Published time: May 23, 2013 03:54
Kim Dotcom (Reuters / Nigel Marple)

Kim Dotcom (Reuters / Nigel Marple)

Megaupload founder and Internet tycoon Kim Dotcom claimed via Twitter Wednesday that he invented Two Step Authentication, a method of online security that adds a layer of log-in protection, and called on major Internet players to respect his copyright.

Dotcom is currently home in New Zealand on bail as US authorities pursue an extradition request in order to prosecute him on charges related to copyright infringement. But the mogul, whose birth name is Kim Schmitz, implied that he would take legal action against the powerful social networks and banking sites that have implemented Two Step Authentication if they refuse to contribute to his defense fund. 

The security feature springs into action when a user tries logging into a service from a device foreign to their usual method of access, at which point Two Step Authentication sends a one-time log-in password to a predetermined proxy device, such as that user’s cell phone.

Twitter is the most recent Internet behemoth to institute Two Step Authentication after hackers victimized the Associated Press, Financial Times, and other high profile news agencies.  

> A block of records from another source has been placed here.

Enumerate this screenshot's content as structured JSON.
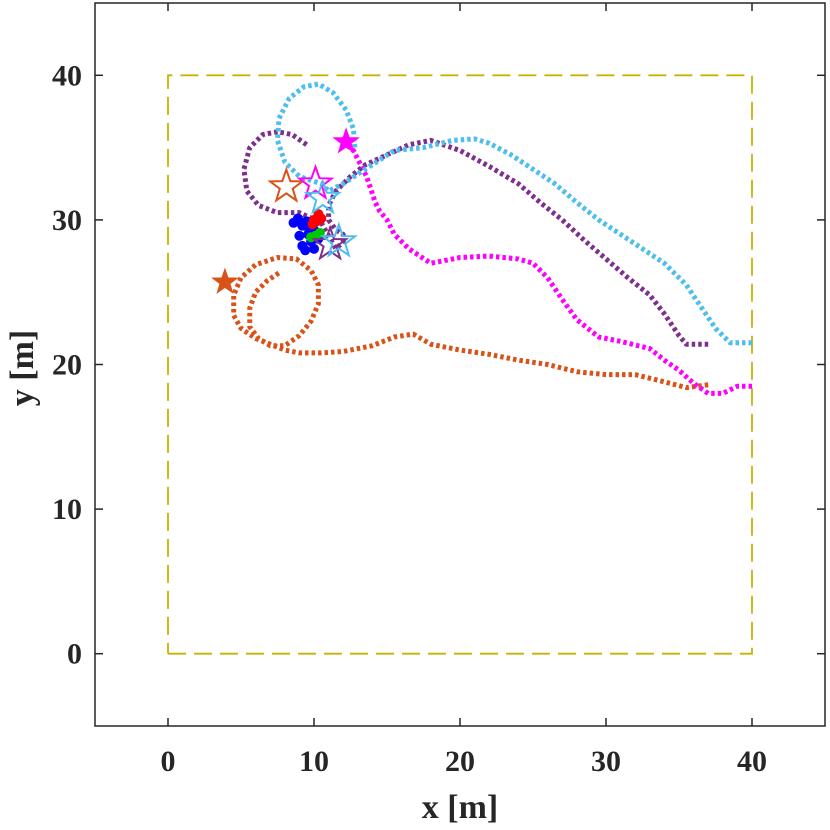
{
  "chart_data": {
    "type": "line",
    "title": "",
    "xlabel": "x [m]",
    "ylabel": "y [m]",
    "xlim": [
      -5,
      45
    ],
    "ylim": [
      -5,
      45
    ],
    "xticks": [
      0,
      10,
      20,
      30,
      40
    ],
    "yticks": [
      0,
      10,
      20,
      30,
      40
    ],
    "xtick_labels": [
      "0",
      "10",
      "20",
      "30",
      "40"
    ],
    "ytick_labels": [
      "0",
      "10",
      "20",
      "30",
      "40"
    ],
    "grid": false,
    "boundary": {
      "name": "arena boundary",
      "color": "#C8B400",
      "x": [
        0,
        40,
        40,
        0,
        0
      ],
      "y": [
        0,
        0,
        40,
        40,
        0
      ]
    },
    "series": [
      {
        "name": "orange trajectory",
        "color": "#D95319",
        "x": [
          37.0,
          35.5,
          34.0,
          32.0,
          30.0,
          28.0,
          26.0,
          24.0,
          22.0,
          20.0,
          18.0,
          16.8,
          15.5,
          14.0,
          13.0,
          12.0,
          10.5,
          9.0,
          8.0,
          7.0,
          6.0,
          5.0,
          4.5,
          4.5,
          5.0,
          6.0,
          7.5,
          8.8,
          9.8,
          10.3,
          10.3,
          9.8,
          9.0,
          8.0,
          7.0,
          6.2,
          5.6,
          5.6,
          6.0,
          6.8,
          7.7
        ],
        "y": [
          18.6,
          18.4,
          18.8,
          19.3,
          19.3,
          19.5,
          20.0,
          20.3,
          20.7,
          21.0,
          21.4,
          22.1,
          21.9,
          21.3,
          21.1,
          20.9,
          20.8,
          20.8,
          21.0,
          21.4,
          21.8,
          22.5,
          23.4,
          24.8,
          26.0,
          26.9,
          27.4,
          27.3,
          26.5,
          25.5,
          24.2,
          23.0,
          22.0,
          21.3,
          21.3,
          21.8,
          22.6,
          23.9,
          25.0,
          25.8,
          26.4
        ]
      },
      {
        "name": "magenta trajectory",
        "color": "#FF00FF",
        "x": [
          40.0,
          39.0,
          38.0,
          37.0,
          36.0,
          35.0,
          34.0,
          33.0,
          31.0,
          29.5,
          28.0,
          27.0,
          26.0,
          25.0,
          24.0,
          23.0,
          22.0,
          20.0,
          18.0,
          16.5,
          15.5,
          15.0,
          14.5,
          14.2,
          14.0,
          13.8,
          13.6,
          13.3,
          13.0,
          12.7,
          12.2
        ],
        "y": [
          18.5,
          18.5,
          18.0,
          18.0,
          18.7,
          19.6,
          20.3,
          21.1,
          21.6,
          21.9,
          23.1,
          24.5,
          26.0,
          27.0,
          27.3,
          27.4,
          27.5,
          27.4,
          27.0,
          28.0,
          29.0,
          30.0,
          30.6,
          31.2,
          31.8,
          32.4,
          33.0,
          33.6,
          34.2,
          34.8,
          35.2
        ]
      },
      {
        "name": "purple trajectory",
        "color": "#7E2F8E",
        "x": [
          37.0,
          35.5,
          35.0,
          34.0,
          33.0,
          31.5,
          30.0,
          28.5,
          27.0,
          25.5,
          24.0,
          22.0,
          20.0,
          18.0,
          16.5,
          15.0,
          13.5,
          12.5,
          11.5,
          11.0,
          11.0,
          11.5,
          12.0,
          12.0,
          11.5,
          10.5,
          9.0,
          7.5,
          6.2,
          5.4,
          5.2,
          5.6,
          6.5,
          7.5,
          8.5,
          9.5
        ],
        "y": [
          21.4,
          21.4,
          22.0,
          23.5,
          24.8,
          26.0,
          27.3,
          28.6,
          30.0,
          31.2,
          32.5,
          33.7,
          34.8,
          35.5,
          35.2,
          34.5,
          33.8,
          33.0,
          32.0,
          31.0,
          30.0,
          29.3,
          29.0,
          28.5,
          28.0,
          29.8,
          30.5,
          30.5,
          31.0,
          32.0,
          33.5,
          35.0,
          35.9,
          36.1,
          35.9,
          35.2
        ]
      },
      {
        "name": "cyan trajectory",
        "color": "#4DBEEE",
        "x": [
          40.0,
          38.5,
          37.5,
          36.5,
          35.5,
          34.0,
          32.5,
          31.0,
          29.5,
          28.0,
          26.5,
          25.0,
          23.5,
          22.0,
          21.0,
          19.5,
          17.5,
          15.5,
          13.5,
          12.0,
          11.0,
          10.5,
          9.0,
          8.0,
          7.5,
          7.6,
          8.3,
          9.3,
          10.3,
          11.3,
          12.2,
          12.7,
          12.8
        ],
        "y": [
          21.5,
          21.5,
          22.5,
          24.0,
          25.5,
          27.0,
          28.0,
          29.0,
          30.0,
          31.2,
          32.5,
          33.5,
          34.5,
          35.3,
          35.6,
          35.5,
          35.0,
          34.8,
          33.5,
          32.5,
          32.0,
          32.5,
          33.0,
          34.0,
          35.5,
          37.0,
          38.4,
          39.2,
          39.4,
          38.8,
          37.6,
          36.3,
          35.0
        ]
      }
    ],
    "start_markers": [
      {
        "series": "orange trajectory",
        "x": 3.9,
        "y": 25.7,
        "marker": "filled star",
        "color": "#D95319"
      },
      {
        "series": "magenta trajectory",
        "x": 12.2,
        "y": 35.4,
        "marker": "filled star",
        "color": "#FF00FF"
      }
    ],
    "end_markers": [
      {
        "series": "orange trajectory",
        "x": 8.1,
        "y": 32.3,
        "marker": "open star",
        "color": "#D95319"
      },
      {
        "series": "magenta trajectory",
        "x": 10.1,
        "y": 32.5,
        "marker": "open star",
        "color": "#FF00FF"
      },
      {
        "series": "cyan trajectory",
        "x": 10.6,
        "y": 31.5,
        "marker": "open star",
        "color": "#4DBEEE"
      },
      {
        "series": "purple trajectory",
        "x": 11.1,
        "y": 28.3,
        "marker": "open star",
        "color": "#7E2F8E"
      },
      {
        "series": "cyan trajectory",
        "x": 11.7,
        "y": 28.5,
        "marker": "open star",
        "color": "#4DBEEE"
      }
    ],
    "cluster_points": [
      {
        "name": "blue cluster",
        "color": "#0000FF",
        "x": [
          8.6,
          8.9,
          9.2,
          9.5,
          9.0,
          9.6,
          10.0,
          9.2,
          9.8,
          10.3,
          9.4,
          10.0,
          9.6
        ],
        "y": [
          29.8,
          30.1,
          29.6,
          29.9,
          28.9,
          29.0,
          29.3,
          28.2,
          28.5,
          28.7,
          27.9,
          28.0,
          29.5
        ]
      },
      {
        "name": "red cluster",
        "color": "#FF0000",
        "x": [
          9.9,
          10.2,
          10.5,
          10.3,
          10.0
        ],
        "y": [
          29.7,
          29.9,
          30.1,
          30.4,
          30.0
        ]
      },
      {
        "name": "green cluster",
        "color": "#00C800",
        "x": [
          9.8,
          10.1,
          10.4
        ],
        "y": [
          28.8,
          28.9,
          29.1
        ]
      }
    ]
  }
}
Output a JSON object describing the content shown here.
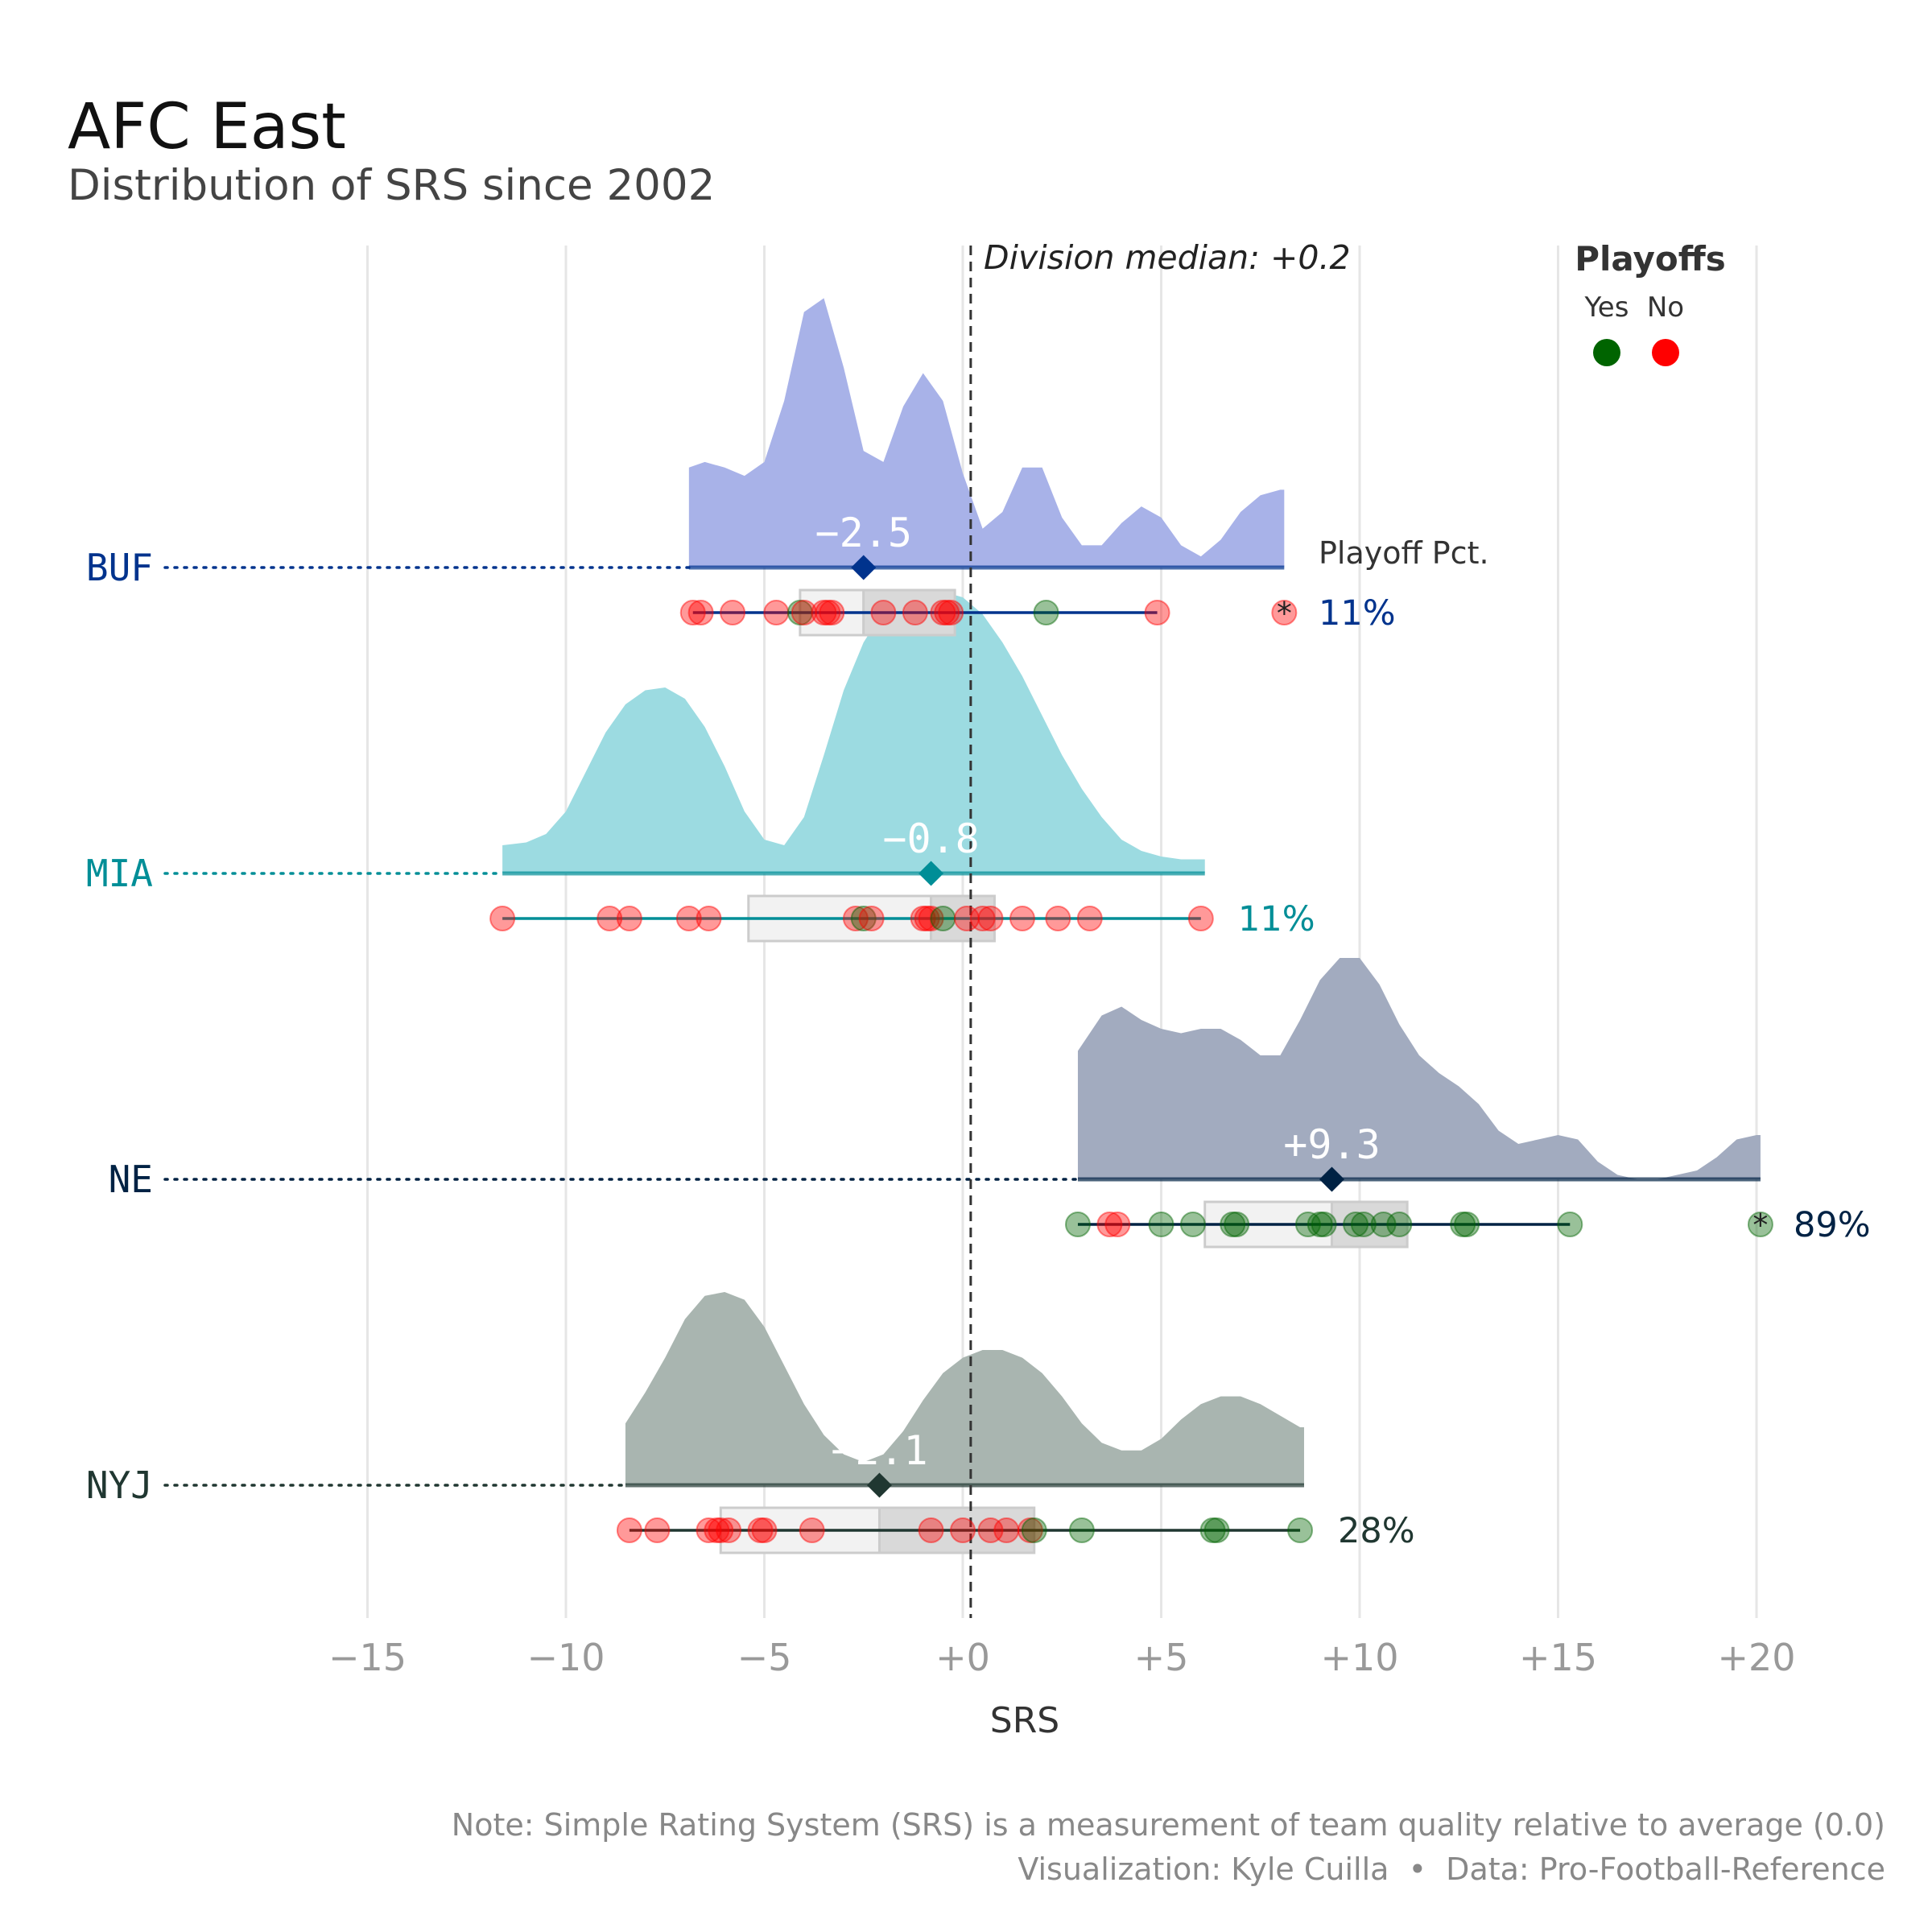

Wordpress, Facebook, Microsoft, and Google are just a few of the major networks that employ the advanced but not foolproof log-in method. 

As proof of his ownership, Dotcom pointed his Twitter followers to a patent, requested in 1998 and published in 2000, that lists Kim Schmitz as the sole assignee. The document references 14 separate patents and itself has been referenced by 79 others, including Sony, HP, and Research in Motion (the precursor to Blackberry). 

The US Department of Justice is seeking to prosecute Dotcom on racketeering, fraud, money-laundering and copyright theft, charges that could land him a 20-year prison sentence if he were convicted in a US court. He has long denied the charges, citing an overzealous legal effort that was later found to have employed illegal surveillance methods.